One thousand snowflakes are one thousand dead cats in the Hudson River.
Memories hurt.
They are Michael Schofield broken out of prison.
Prison is the look on your father’s face.
We had the same face. I used to remember him being younger.
Once he was James Dean going bald and with a cause.
Now he is the weeping willow pretending to be a Christmas tree.
Trees are ebony towers to admire. They take the place of hands, and lips and voices. Sometimes they can speak but only when you aren’t listening.
I hear ghosts I met a long time ago. Their voices mix like bad wine.
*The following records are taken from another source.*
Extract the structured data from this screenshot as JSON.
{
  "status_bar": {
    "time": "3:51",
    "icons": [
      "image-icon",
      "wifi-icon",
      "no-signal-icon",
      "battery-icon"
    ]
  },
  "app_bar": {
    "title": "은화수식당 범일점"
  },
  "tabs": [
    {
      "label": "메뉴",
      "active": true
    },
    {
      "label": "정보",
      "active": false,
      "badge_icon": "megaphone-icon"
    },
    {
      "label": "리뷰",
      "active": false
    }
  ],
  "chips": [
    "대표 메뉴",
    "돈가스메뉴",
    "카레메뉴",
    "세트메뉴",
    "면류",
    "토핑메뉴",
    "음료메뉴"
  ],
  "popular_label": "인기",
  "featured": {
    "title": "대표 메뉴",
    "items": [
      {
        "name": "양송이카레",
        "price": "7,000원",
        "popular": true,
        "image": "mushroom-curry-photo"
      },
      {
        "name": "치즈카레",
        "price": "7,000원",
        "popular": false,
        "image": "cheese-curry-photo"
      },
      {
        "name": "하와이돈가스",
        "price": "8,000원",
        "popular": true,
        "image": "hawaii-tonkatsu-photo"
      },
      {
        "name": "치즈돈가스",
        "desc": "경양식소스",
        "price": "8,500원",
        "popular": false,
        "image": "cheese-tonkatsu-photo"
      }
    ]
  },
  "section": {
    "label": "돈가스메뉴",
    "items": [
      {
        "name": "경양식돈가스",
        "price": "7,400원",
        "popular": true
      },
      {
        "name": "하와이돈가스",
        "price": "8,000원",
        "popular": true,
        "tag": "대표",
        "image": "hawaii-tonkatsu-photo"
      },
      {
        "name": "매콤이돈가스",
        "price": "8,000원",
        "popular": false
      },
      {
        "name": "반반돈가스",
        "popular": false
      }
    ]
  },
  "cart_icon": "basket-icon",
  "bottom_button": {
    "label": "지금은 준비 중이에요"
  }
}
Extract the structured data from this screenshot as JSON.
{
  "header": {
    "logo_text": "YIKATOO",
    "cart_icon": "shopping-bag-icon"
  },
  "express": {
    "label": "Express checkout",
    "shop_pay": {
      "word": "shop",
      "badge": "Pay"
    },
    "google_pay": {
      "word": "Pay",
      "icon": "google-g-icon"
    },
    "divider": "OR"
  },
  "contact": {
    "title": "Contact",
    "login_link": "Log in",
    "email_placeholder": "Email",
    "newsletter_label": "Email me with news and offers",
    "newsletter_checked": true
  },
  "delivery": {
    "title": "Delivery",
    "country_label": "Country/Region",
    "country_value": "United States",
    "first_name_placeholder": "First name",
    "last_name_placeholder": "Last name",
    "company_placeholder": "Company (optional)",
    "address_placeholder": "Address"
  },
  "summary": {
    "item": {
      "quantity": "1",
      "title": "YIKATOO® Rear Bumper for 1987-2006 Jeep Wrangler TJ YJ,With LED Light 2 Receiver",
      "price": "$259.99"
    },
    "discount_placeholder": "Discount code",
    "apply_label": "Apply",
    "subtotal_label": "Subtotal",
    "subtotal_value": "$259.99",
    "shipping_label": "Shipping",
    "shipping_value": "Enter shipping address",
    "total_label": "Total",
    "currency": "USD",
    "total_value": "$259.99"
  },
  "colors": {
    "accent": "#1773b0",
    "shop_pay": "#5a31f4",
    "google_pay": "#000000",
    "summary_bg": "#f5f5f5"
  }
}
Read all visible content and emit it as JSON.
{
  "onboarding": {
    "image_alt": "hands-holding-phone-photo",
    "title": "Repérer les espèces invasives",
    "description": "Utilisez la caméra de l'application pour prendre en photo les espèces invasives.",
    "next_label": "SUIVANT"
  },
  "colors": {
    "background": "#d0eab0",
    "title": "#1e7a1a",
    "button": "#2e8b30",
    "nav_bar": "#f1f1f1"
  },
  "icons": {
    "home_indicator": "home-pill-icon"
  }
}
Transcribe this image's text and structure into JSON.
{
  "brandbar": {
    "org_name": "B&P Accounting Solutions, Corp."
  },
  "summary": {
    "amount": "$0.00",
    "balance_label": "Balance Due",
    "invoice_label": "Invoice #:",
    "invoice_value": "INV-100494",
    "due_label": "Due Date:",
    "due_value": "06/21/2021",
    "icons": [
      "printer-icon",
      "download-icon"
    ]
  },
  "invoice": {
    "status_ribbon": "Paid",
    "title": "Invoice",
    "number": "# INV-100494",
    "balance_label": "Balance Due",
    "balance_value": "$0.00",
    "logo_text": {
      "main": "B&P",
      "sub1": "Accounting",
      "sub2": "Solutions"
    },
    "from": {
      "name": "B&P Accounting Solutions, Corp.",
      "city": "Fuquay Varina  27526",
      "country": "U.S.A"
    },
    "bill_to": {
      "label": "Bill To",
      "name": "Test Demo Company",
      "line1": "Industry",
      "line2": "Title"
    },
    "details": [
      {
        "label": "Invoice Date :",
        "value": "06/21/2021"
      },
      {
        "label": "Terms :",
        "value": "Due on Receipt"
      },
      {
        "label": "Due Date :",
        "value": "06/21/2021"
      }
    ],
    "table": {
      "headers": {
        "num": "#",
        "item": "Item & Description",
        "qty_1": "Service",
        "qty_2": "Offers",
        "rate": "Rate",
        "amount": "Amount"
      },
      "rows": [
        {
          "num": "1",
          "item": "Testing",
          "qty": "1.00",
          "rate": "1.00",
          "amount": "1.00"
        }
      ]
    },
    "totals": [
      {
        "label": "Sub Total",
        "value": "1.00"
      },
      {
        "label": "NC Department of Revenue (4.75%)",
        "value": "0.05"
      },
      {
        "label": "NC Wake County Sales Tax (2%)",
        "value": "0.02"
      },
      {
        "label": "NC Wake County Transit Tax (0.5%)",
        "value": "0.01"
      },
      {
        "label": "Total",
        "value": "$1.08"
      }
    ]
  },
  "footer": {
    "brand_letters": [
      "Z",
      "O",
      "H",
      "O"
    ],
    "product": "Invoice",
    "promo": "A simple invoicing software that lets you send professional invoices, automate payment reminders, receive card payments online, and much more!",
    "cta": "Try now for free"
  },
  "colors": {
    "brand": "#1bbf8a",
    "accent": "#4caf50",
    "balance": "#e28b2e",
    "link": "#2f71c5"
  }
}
They have a lot to say to somebody else.
Words
were daggers but became backfiring nunchucks.
Painting mosaics is more like scribbling outside the lines.
A car with no brakes and no gas.
An automatic pistol being fired by your shadow, armed with toothpaste ammunition. Nothing adds up because math can’t help.
Lithium is the iron curtain to save the free world.
Conversations are only permitted in dolphinese in the broken dunk tank.
Words twist like ivy at Wrigley Field and taste like blood if you impede upon traffic.
Fifty two card pick up and “will you marry me” mean the same thing.
She had no words for either of me, even if I remembered.
Mirrors
are grown in fields on the dark side of the moon.
They are sold to the vain but crawl into the vein.
They shout at jet takeoff volumes.
We use them as search engines even though they don’t have Wi-Fi.
They are the jealous, condescending friend we have to put up with.
A high school dropout who prefers to lean on a wall and do nothing.
Mirrors were made to be smashed. They deserve to go to hell but never do.
They join their cousins the broken beer bottles from West End in a cozy hole
where they can make out with nuclear sludge and give birth to North Korea.
Then they can go on vacation to the beach where they grew up
and create memories that disappear.
He told me who I was and wasn’t without speaking but he was wrong.
Now he won’t look at me and neither will she.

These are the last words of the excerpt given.